Reporter CNN aresztowany w czasie wejścia "na żywo". Relacjonował protesty w Minneapolis

Źródło:
Reuters, CNN, PAP

Policja stanowa Minnesoty aresztowała reportera CNN, który relacjonował na żywo zamieszki po śmierci George'a Floyda. Jak podaje Reuters, funkcjonariusze nie podali przyczyny zatrzymania, choć byli o to wielokrotnie pytani. Około godziny od zatrzymania reporter opuścił areszt, a niedługo później wrócił do pracy. W czwartek wieczorem tłum sforsował wejście do jednego z komisariatów policji.
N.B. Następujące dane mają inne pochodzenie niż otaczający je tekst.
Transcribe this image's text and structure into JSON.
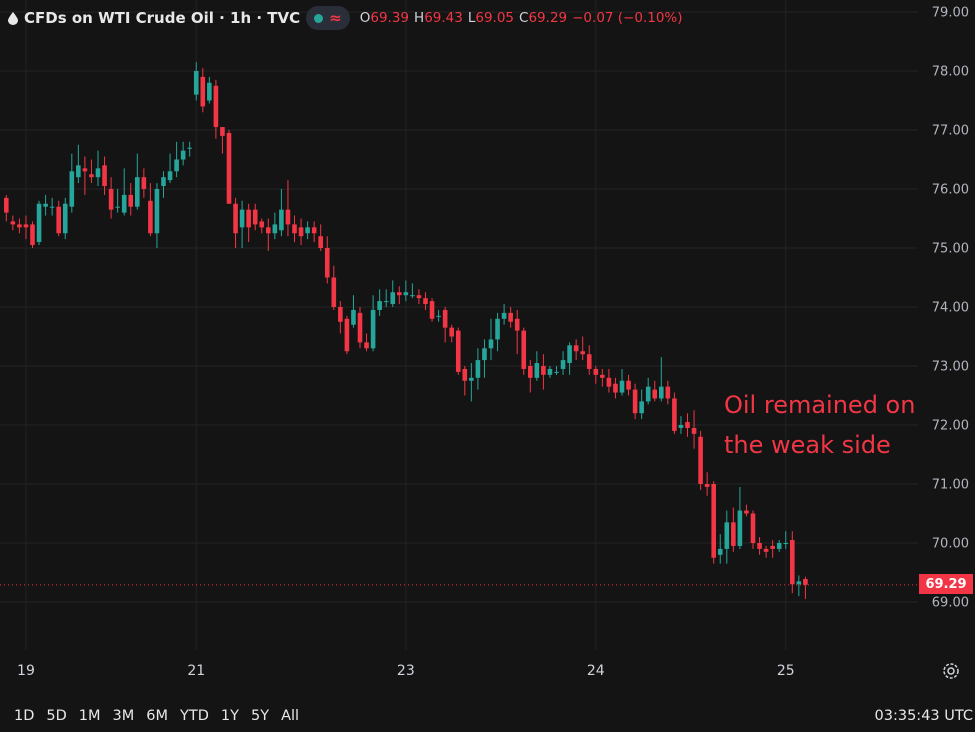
{
  "header": {
    "symbol_title": "CFDs on WTI Crude Oil · 1h · TVC",
    "ohlc": {
      "o_label": "O",
      "o_value": "69.39",
      "h_label": "H",
      "h_value": "69.43",
      "l_label": "L",
      "l_value": "69.05",
      "c_label": "C",
      "c_value": "69.29",
      "change": "−0.07 (−0.10%)"
    }
  },
  "annotation": {
    "line1": "Oil remained on",
    "line2": "the weak side"
  },
  "last_price_label": "69.29",
  "timeframes": [
    "1D",
    "5D",
    "1M",
    "3M",
    "6M",
    "YTD",
    "1Y",
    "5Y",
    "All"
  ],
  "clock": "03:35:43 UTC",
  "colors": {
    "up": "#26a69a",
    "down": "#f23645",
    "background": "#141414",
    "grid": "#232323",
    "text": "#d1d4dc"
  },
  "icons": {
    "logo": "oil-drop-icon",
    "status": "market-status-dot-icon",
    "indicator": "wave-icon",
    "settings": "gear-icon"
  },
  "chart_data": {
    "type": "candlestick",
    "title": "CFDs on WTI Crude Oil · 1h · TVC",
    "ylim": [
      68.3,
      79.1
    ],
    "y_ticks": [
      "79.00",
      "78.00",
      "77.00",
      "76.00",
      "75.00",
      "74.00",
      "73.00",
      "72.00",
      "71.00",
      "70.00",
      "69.00"
    ],
    "x_ticks": [
      {
        "label": "19",
        "bar": 3
      },
      {
        "label": "21",
        "bar": 29
      },
      {
        "label": "23",
        "bar": 61
      },
      {
        "label": "24",
        "bar": 90
      },
      {
        "label": "25",
        "bar": 119
      }
    ],
    "last_price": 69.29,
    "grid": true,
    "candles": [
      [
        75.85,
        75.6,
        75.9,
        75.45
      ],
      [
        75.45,
        75.4,
        75.55,
        75.3
      ],
      [
        75.4,
        75.35,
        75.5,
        75.25
      ],
      [
        75.4,
        75.35,
        75.55,
        75.15
      ],
      [
        75.4,
        75.05,
        75.45,
        75.0
      ],
      [
        75.1,
        75.75,
        75.8,
        75.05
      ],
      [
        75.7,
        75.75,
        75.9,
        75.55
      ],
      [
        75.7,
        75.7,
        75.85,
        75.55
      ],
      [
        75.7,
        75.25,
        75.8,
        75.2
      ],
      [
        75.25,
        75.75,
        75.85,
        75.15
      ],
      [
        75.7,
        76.3,
        76.6,
        75.6
      ],
      [
        76.2,
        76.4,
        76.75,
        76.1
      ],
      [
        76.35,
        76.3,
        76.55,
        75.9
      ],
      [
        76.25,
        76.2,
        76.5,
        76.1
      ],
      [
        76.2,
        76.35,
        76.65,
        76.05
      ],
      [
        76.4,
        76.05,
        76.55,
        75.9
      ],
      [
        76.0,
        75.65,
        76.2,
        75.5
      ],
      [
        75.7,
        75.7,
        76.0,
        75.6
      ],
      [
        75.6,
        75.9,
        76.35,
        75.55
      ],
      [
        75.9,
        75.7,
        76.1,
        75.55
      ],
      [
        75.7,
        76.2,
        76.6,
        75.65
      ],
      [
        76.2,
        76.0,
        76.35,
        75.85
      ],
      [
        75.8,
        75.25,
        76.1,
        75.2
      ],
      [
        75.25,
        76.0,
        76.1,
        75.0
      ],
      [
        76.05,
        76.2,
        76.3,
        75.85
      ],
      [
        76.15,
        76.3,
        76.6,
        76.1
      ],
      [
        76.3,
        76.5,
        76.8,
        76.2
      ],
      [
        76.5,
        76.65,
        76.8,
        76.4
      ],
      [
        76.7,
        76.7,
        76.8,
        76.55
      ],
      [
        77.6,
        78.0,
        78.15,
        77.5
      ],
      [
        77.9,
        77.4,
        78.05,
        77.3
      ],
      [
        77.5,
        77.8,
        77.9,
        77.45
      ],
      [
        77.75,
        77.05,
        77.85,
        76.85
      ],
      [
        77.05,
        76.9,
        77.0,
        76.6
      ],
      [
        76.95,
        75.75,
        77.0,
        75.75
      ],
      [
        75.75,
        75.25,
        75.85,
        75.0
      ],
      [
        75.35,
        75.65,
        75.8,
        75.0
      ],
      [
        75.65,
        75.35,
        75.75,
        75.1
      ],
      [
        75.65,
        75.4,
        75.75,
        75.3
      ],
      [
        75.45,
        75.35,
        75.5,
        75.25
      ],
      [
        75.35,
        75.25,
        75.5,
        74.95
      ],
      [
        75.25,
        75.4,
        75.6,
        75.15
      ],
      [
        75.3,
        75.65,
        76.0,
        75.2
      ],
      [
        75.65,
        75.4,
        76.15,
        75.2
      ],
      [
        75.4,
        75.25,
        75.55,
        75.1
      ],
      [
        75.35,
        75.2,
        75.5,
        75.05
      ],
      [
        75.25,
        75.35,
        75.45,
        75.15
      ],
      [
        75.35,
        75.25,
        75.45,
        75.1
      ],
      [
        75.2,
        75.0,
        75.4,
        74.95
      ],
      [
        75.0,
        74.5,
        75.2,
        74.4
      ],
      [
        74.5,
        74.0,
        74.7,
        73.95
      ],
      [
        74.0,
        73.75,
        74.1,
        73.55
      ],
      [
        73.8,
        73.25,
        73.85,
        73.2
      ],
      [
        73.7,
        73.95,
        74.2,
        73.65
      ],
      [
        73.9,
        73.4,
        74.0,
        73.3
      ],
      [
        73.4,
        73.3,
        73.55,
        73.25
      ],
      [
        73.3,
        73.95,
        74.2,
        73.25
      ],
      [
        73.95,
        74.1,
        74.3,
        73.85
      ],
      [
        74.1,
        74.1,
        74.3,
        74.0
      ],
      [
        74.05,
        74.25,
        74.45,
        74.0
      ],
      [
        74.25,
        74.2,
        74.35,
        74.05
      ],
      [
        74.2,
        74.25,
        74.45,
        74.1
      ],
      [
        74.2,
        74.2,
        74.4,
        74.15
      ],
      [
        74.2,
        74.15,
        74.3,
        74.05
      ],
      [
        74.15,
        74.05,
        74.25,
        73.95
      ],
      [
        74.1,
        73.8,
        74.15,
        73.75
      ],
      [
        73.85,
        73.85,
        73.95,
        73.75
      ],
      [
        73.95,
        73.65,
        74.0,
        73.4
      ],
      [
        73.65,
        73.5,
        73.7,
        73.4
      ],
      [
        73.6,
        72.9,
        73.65,
        72.85
      ],
      [
        72.95,
        72.75,
        73.0,
        72.5
      ],
      [
        72.75,
        72.8,
        73.05,
        72.4
      ],
      [
        72.8,
        73.1,
        73.3,
        72.6
      ],
      [
        73.1,
        73.3,
        73.45,
        72.8
      ],
      [
        73.3,
        73.45,
        73.8,
        73.1
      ],
      [
        73.45,
        73.8,
        73.9,
        73.25
      ],
      [
        73.8,
        73.9,
        74.05,
        73.7
      ],
      [
        73.9,
        73.75,
        74.0,
        73.65
      ],
      [
        73.8,
        73.6,
        73.95,
        73.2
      ],
      [
        73.6,
        72.95,
        73.65,
        72.85
      ],
      [
        73.0,
        72.8,
        73.1,
        72.55
      ],
      [
        72.8,
        73.05,
        73.25,
        72.75
      ],
      [
        73.0,
        72.85,
        73.2,
        72.6
      ],
      [
        72.85,
        72.95,
        73.0,
        72.8
      ],
      [
        72.9,
        72.9,
        73.0,
        72.85
      ],
      [
        72.95,
        73.1,
        73.25,
        72.85
      ],
      [
        73.05,
        73.35,
        73.4,
        72.85
      ],
      [
        73.35,
        73.25,
        73.45,
        73.1
      ],
      [
        73.25,
        73.2,
        73.5,
        73.1
      ],
      [
        73.2,
        72.95,
        73.35,
        72.85
      ],
      [
        72.95,
        72.85,
        73.0,
        72.7
      ],
      [
        72.85,
        72.8,
        72.95,
        72.65
      ],
      [
        72.8,
        72.65,
        72.95,
        72.55
      ],
      [
        72.7,
        72.55,
        72.8,
        72.45
      ],
      [
        72.55,
        72.75,
        72.95,
        72.5
      ],
      [
        72.75,
        72.6,
        72.85,
        72.5
      ],
      [
        72.6,
        72.2,
        72.7,
        72.1
      ],
      [
        72.2,
        72.4,
        72.6,
        72.1
      ],
      [
        72.4,
        72.65,
        72.8,
        72.35
      ],
      [
        72.6,
        72.45,
        72.75,
        72.4
      ],
      [
        72.45,
        72.65,
        73.15,
        72.4
      ],
      [
        72.65,
        72.45,
        72.75,
        72.35
      ],
      [
        72.45,
        71.9,
        72.55,
        71.85
      ],
      [
        71.95,
        72.0,
        72.15,
        71.85
      ],
      [
        72.05,
        71.95,
        72.2,
        71.8
      ],
      [
        71.95,
        71.85,
        72.25,
        71.6
      ],
      [
        71.8,
        71.0,
        71.9,
        70.9
      ],
      [
        71.0,
        70.95,
        71.2,
        70.8
      ],
      [
        71.0,
        69.75,
        71.05,
        69.65
      ],
      [
        69.8,
        69.9,
        70.15,
        69.65
      ],
      [
        69.9,
        70.35,
        70.55,
        69.65
      ],
      [
        70.35,
        69.95,
        70.6,
        69.85
      ],
      [
        69.95,
        70.55,
        70.95,
        69.9
      ],
      [
        70.55,
        70.5,
        70.65,
        70.45
      ],
      [
        70.5,
        70.0,
        70.55,
        69.9
      ],
      [
        70.0,
        69.9,
        70.1,
        69.8
      ],
      [
        69.9,
        69.85,
        69.95,
        69.75
      ],
      [
        69.95,
        69.9,
        70.05,
        69.75
      ],
      [
        69.9,
        70.0,
        70.05,
        69.85
      ],
      [
        70.0,
        70.0,
        70.2,
        69.9
      ],
      [
        70.05,
        69.3,
        70.2,
        69.15
      ],
      [
        69.3,
        69.35,
        69.45,
        69.1
      ],
      [
        69.39,
        69.29,
        69.43,
        69.05
      ]
    ]
  }
}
Budynek, podobnie jak kilkanaście innych, doszczętnie spłonął.

Już trzecią noc w Minneapolis trwają protesty po śmierci George'a Floyda, do której doszło w czasie zatrzymania przez policję. W czwartek wieczorem tłum sforsował wejście do jednego z komisariatów policji. Budynek, podobnie jak kilkanaście innych, doszczętnie spłonął. Protesty odbyły się też w kilku innych miastach Ameryki.

Czarnoskóry reporter CNN, Omar Jimenez, został aresztowany w piątek rano w trakcie relacji na żywo z protestów w Minneapolis. Dziennikarz właśnie pokazywał, jak policja aresztuje jednego z protestujących, kiedy otoczyli go funkcjonariusze.

Zaproponował policji, że jego ekipa może odsunąć się tam, gdzie życzą sobie tego funkcjonariusze. Potem wyjaśnił, że są z mediów i usuną się z drogi. Według informacji Reutersa, policja nie podała powodu zatrzymania i zabrała na komisariat zarówno Jimeneza, jak i trzech członków jego ekipy, w tym producenta i operatora kamery, wszystkich zakutych w kajdanki. Wszytko to działo się na oczach telewidzów.

Około godziny po aresztowaniu prezenter CNN John Berman powiedział widzom, że prezes stacji, Jeff Zucker, rozmawiał z gubernatorem stanu Minnesota Timem Walzem, który powiedział, że "przeprasza". Dziennikarze wyszli z aresztu około godzinę od zatrzymania.

Dziennikarz CNN ponownie przed kamerą

Wkrótce potem Jimenez opublikował na Twitterze zdjęcie, na którym ponownie stoi przed telewizyjną kamerą i relacjonuje wydarzenia. "I wróciliśmy" - napisał.

Po powrocie na wizję Jimenez mówił, że zatrzymujący go policjanci tłumaczyli mu, że "wykonywali tylko rozkazy".

Śmierć George'a Floyda

Zarzewiem protestów jest sprawa śmierci George'a Floyda, czarnoskórego 46-latka, który zmarł w trakcie zatrzymania przez policję. W poniedziałek do internetu trafiło nagranie z incydentu, na którym widać, jak jeden z policjantów przyciska mężczyźnie kolanem szyję do ziemi, nie reagując na krzyki Floyda, że ten nie może oddychać. Wkrótce potem mężczyzna zmarł.

Policjanci biorący udział w zatrzymaniu zostali zwolnieni ze służby, a FBI wszczęło dochodzenie w ich sprawie. Burmistrz Minneapolis Jacob Frey w środę zaapelował do miejscowej prokuratury o postawienie zarzutów funkcjonariuszom.

Śmierć Floyda zbulwersowała dużą część opinii publicznej w Stanach Zjednoczonych. Policja - nie tylko w Minneapolis - musi mierzyć się z zarzutami o rasizm i stosowanie niewspółmiernej siły w trakcie zatrzymań. Protesty rozgorzały w wielu miastach USA. W czwartek miały miejsce w Phoenix w stanie Arizona, w Louisville w Kentucky i w Memphis w stanie Tennessee.